Getting up, I retrieve my stashed items and take them with me to the bathroom. Once I’ve done what I need to do—washed my face and cleaned my teeth—I pause and take in my reflection. I look the same, with no shame or guilt to be found anywhere on my face. I’m about to leave, but I pause when my eyes land on my toiletry drawer that’s been left slightly open. Pulling it all the way out, I can see Logan has obviously searched through here, too.

I go through the other drawers on my side of the vanity, as well as my recessed mirror—everything has been searched. I’mstill confused as to what it is he’s been looking for, but when I notice a pot of ibuprofen laying on its side, I have an idea.

I don’t know what makes me do it, but I empty out the pills, pop my contraceptives from their pack, put them into the pot, then put the ibuprofen back in the pot, and put the childproof lid back on. I take the pot to my wardrobe and put it in the side zipper of my favourite Michael Kors bag—the one I use every day. I then grab a pair of socks from the drawer, pop my bank card inside one of them, pull them on, then put on my UGGs.

I’ve never done things this way—this isn’t my usual morning routine—and I can’t explain why I’ve done it today, but after witnessing what he did last night, I just have a feeling in my gut that today isn’t going to be an ordinary day.

“Morning.”I smile and greet my husband as I enter the kitchen. Kissing his head as I pass, I move towards the coffee machine. “Morning, everyone,” I say without making eye contact with the other four people in the room.

Logan and his parents are all sitting at the long Tassie oak dining table, which, according to legend, is as old as the house. Is it wrong that, as I pop my coffee pod into the machine, I have visions of Frankie and Sam fucking me in all kinds of ways on that table? The knot of dread currently occupying my stomach is momentarily replaced with all manner of flapping things as that image runs through my head, but only momentarily.

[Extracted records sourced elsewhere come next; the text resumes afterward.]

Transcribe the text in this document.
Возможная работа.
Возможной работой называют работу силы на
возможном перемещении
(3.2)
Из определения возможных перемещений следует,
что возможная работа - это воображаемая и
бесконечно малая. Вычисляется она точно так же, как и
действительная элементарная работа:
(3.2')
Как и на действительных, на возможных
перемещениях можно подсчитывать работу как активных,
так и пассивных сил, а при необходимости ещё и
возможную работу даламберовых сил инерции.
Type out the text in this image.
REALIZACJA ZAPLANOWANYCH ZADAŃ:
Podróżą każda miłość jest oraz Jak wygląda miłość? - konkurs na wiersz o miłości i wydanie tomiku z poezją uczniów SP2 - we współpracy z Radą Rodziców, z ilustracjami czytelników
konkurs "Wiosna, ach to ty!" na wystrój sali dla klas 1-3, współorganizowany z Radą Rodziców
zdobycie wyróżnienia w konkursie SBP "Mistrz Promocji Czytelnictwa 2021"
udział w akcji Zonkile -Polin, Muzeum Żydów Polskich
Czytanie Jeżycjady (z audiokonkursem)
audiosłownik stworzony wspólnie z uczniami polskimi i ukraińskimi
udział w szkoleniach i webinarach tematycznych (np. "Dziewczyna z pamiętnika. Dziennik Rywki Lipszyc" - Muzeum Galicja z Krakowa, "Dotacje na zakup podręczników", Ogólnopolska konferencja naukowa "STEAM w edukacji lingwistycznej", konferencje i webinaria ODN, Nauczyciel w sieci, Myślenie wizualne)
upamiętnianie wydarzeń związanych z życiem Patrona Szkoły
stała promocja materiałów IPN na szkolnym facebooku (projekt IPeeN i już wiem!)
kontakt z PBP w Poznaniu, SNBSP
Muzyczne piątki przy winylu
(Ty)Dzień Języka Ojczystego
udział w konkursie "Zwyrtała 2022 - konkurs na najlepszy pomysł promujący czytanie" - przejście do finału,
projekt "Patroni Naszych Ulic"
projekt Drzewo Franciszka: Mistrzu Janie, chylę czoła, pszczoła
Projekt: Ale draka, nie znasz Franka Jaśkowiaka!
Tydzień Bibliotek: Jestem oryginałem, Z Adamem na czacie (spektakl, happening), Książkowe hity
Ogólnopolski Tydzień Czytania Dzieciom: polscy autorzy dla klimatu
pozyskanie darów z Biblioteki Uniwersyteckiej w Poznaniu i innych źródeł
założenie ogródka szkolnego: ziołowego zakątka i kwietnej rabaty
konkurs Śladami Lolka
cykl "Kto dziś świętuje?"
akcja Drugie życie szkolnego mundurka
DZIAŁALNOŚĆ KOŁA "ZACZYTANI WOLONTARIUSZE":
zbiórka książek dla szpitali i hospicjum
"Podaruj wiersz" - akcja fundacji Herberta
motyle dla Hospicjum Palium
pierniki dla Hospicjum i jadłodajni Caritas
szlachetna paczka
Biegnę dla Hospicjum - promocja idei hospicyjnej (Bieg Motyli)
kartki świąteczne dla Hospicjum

Ella is on a stool at the kitchen island. Next to her is her ‘friend’ Marcie, who must’ve stayed over last night… again! I’m not sure if Logan, Nora, and Scott have chosen to ignore the glaringly obvious fact Ella is gay, or if they’re so consumed with their own lives, they’ve failed to notice.

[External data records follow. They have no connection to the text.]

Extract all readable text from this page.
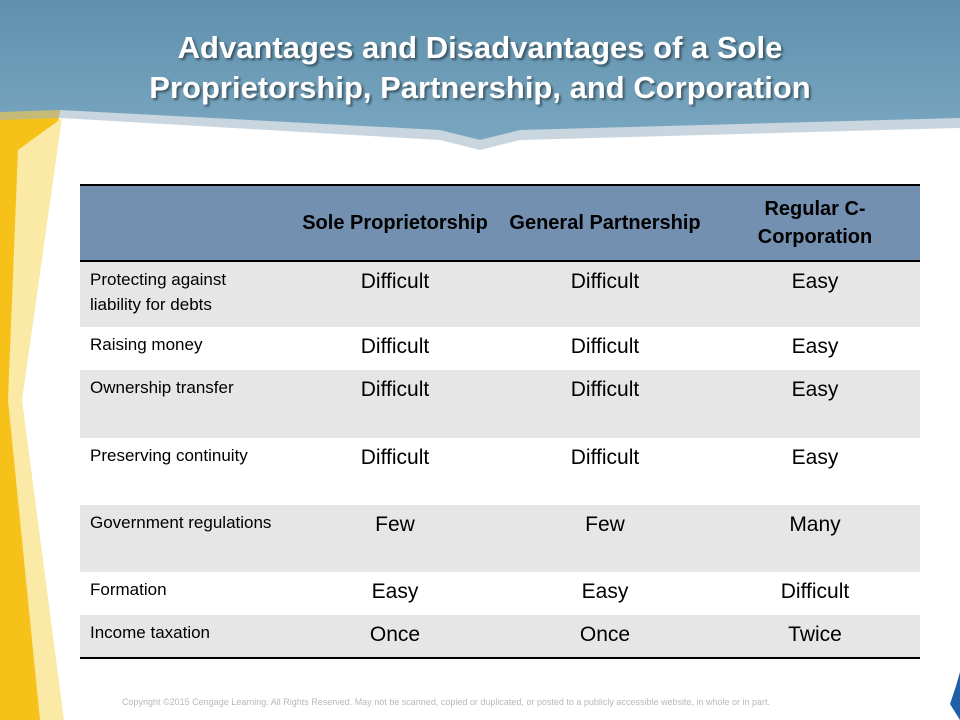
Advantages and Disadvantages of a Sole
Proprietorship, Partnership, and Corporation
	Sole Proprietorship	General Partnership	Regular C-Corporation
Protecting against liability for debts	Difficult	Difficult	Easy
Raising money	Difficult	Difficult	Easy
Ownership transfer	Difficult	Difficult	Easy
Preserving continuity	Difficult	Difficult	Easy
Government regulations	Few	Few	Many
Formation	Easy	Easy	Difficult
Income taxation	Once	Once	Twice
Copyright ©2015 Cengage Learning. All Rights Reserved. May not be scanned, copied or duplicated, or posted to a publicly accessible website, in whole or in part.
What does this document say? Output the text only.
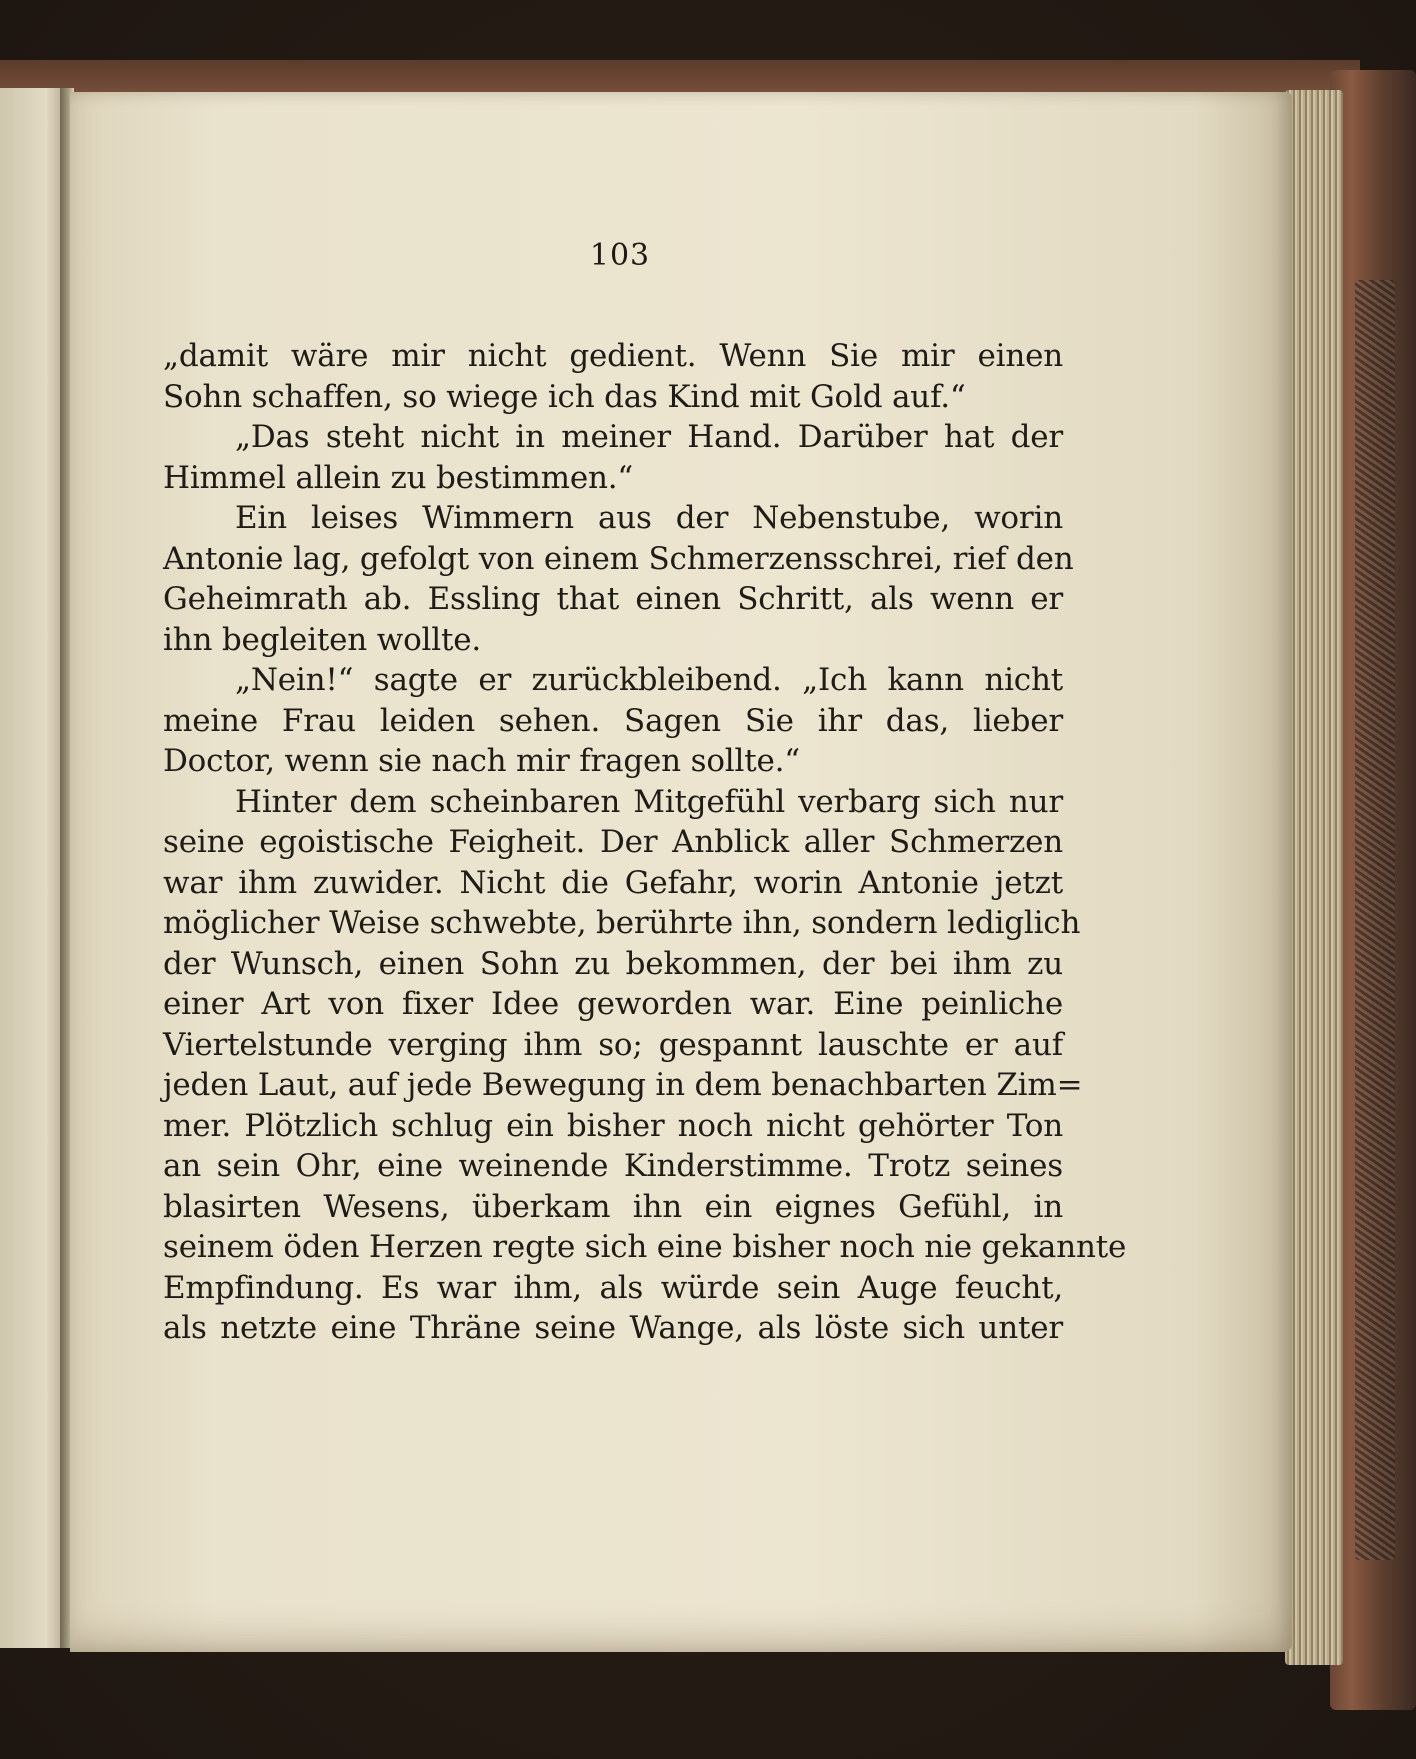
103
„damit wäre mir nicht gedient. Wenn Sie mir einen
Sohn schaffen, so wiege ich das Kind mit Gold auf.“
„Das steht nicht in meiner Hand. Darüber hat der
Himmel allein zu bestimmen.“
Ein leises Wimmern aus der Nebenstube, worin
Antonie lag, gefolgt von einem Schmerzensschrei, rief den
Geheimrath ab. Essling that einen Schritt, als wenn er
ihn begleiten wollte.
„Nein!“ sagte er zurückbleibend. „Ich kann nicht
meine Frau leiden sehen. Sagen Sie ihr das, lieber
Doctor, wenn sie nach mir fragen sollte.“
Hinter dem scheinbaren Mitgefühl verbarg sich nur
seine egoistische Feigheit. Der Anblick aller Schmerzen
war ihm zuwider. Nicht die Gefahr, worin Antonie jetzt
möglicher Weise schwebte, berührte ihn, sondern lediglich
der Wunsch, einen Sohn zu bekommen, der bei ihm zu
einer Art von fixer Idee geworden war. Eine peinliche
Viertelstunde verging ihm so; gespannt lauschte er auf
jeden Laut, auf jede Bewegung in dem benachbarten Zim=
mer. Plötzlich schlug ein bisher noch nicht gehörter Ton
an sein Ohr, eine weinende Kinderstimme. Trotz seines
blasirten Wesens, überkam ihn ein eignes Gefühl, in
seinem öden Herzen regte sich eine bisher noch nie gekannte
Empfindung. Es war ihm, als würde sein Auge feucht,
als netzte eine Thräne seine Wange, als löste sich unter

“Hey, Cie,” I say over my shoulder as hot water pumps through the pod I’ve placed in the machine and fills my cup with dark liquid.

Like Frankie’s place, this kitchen is fitted out with a state-of-the-art coffee machine, but unless Margie, the housekeeper, is here early and making them, I really can’t be bothered.

“Morning, Mils. Hear you tried fighting a roo last night on the Yira road?” Marcie says.

“You know me, Cie. I don’t like fighting anyone, but that bloody thing came out of nowhere and chose violence. If I’d done the same, I would’ve just hit him. Instead, I swerved and let him live but ended up in the drainage channel.”

“You okay, though?” Marcie asks as I turn and face the room, with everyone except Nora, who’s transfixed on her glass of OJ, staring my way.

“I’m okay, just shook me up at the time. Thank you for asking.” I slice my eyes between Logan and Scott, and they both look away.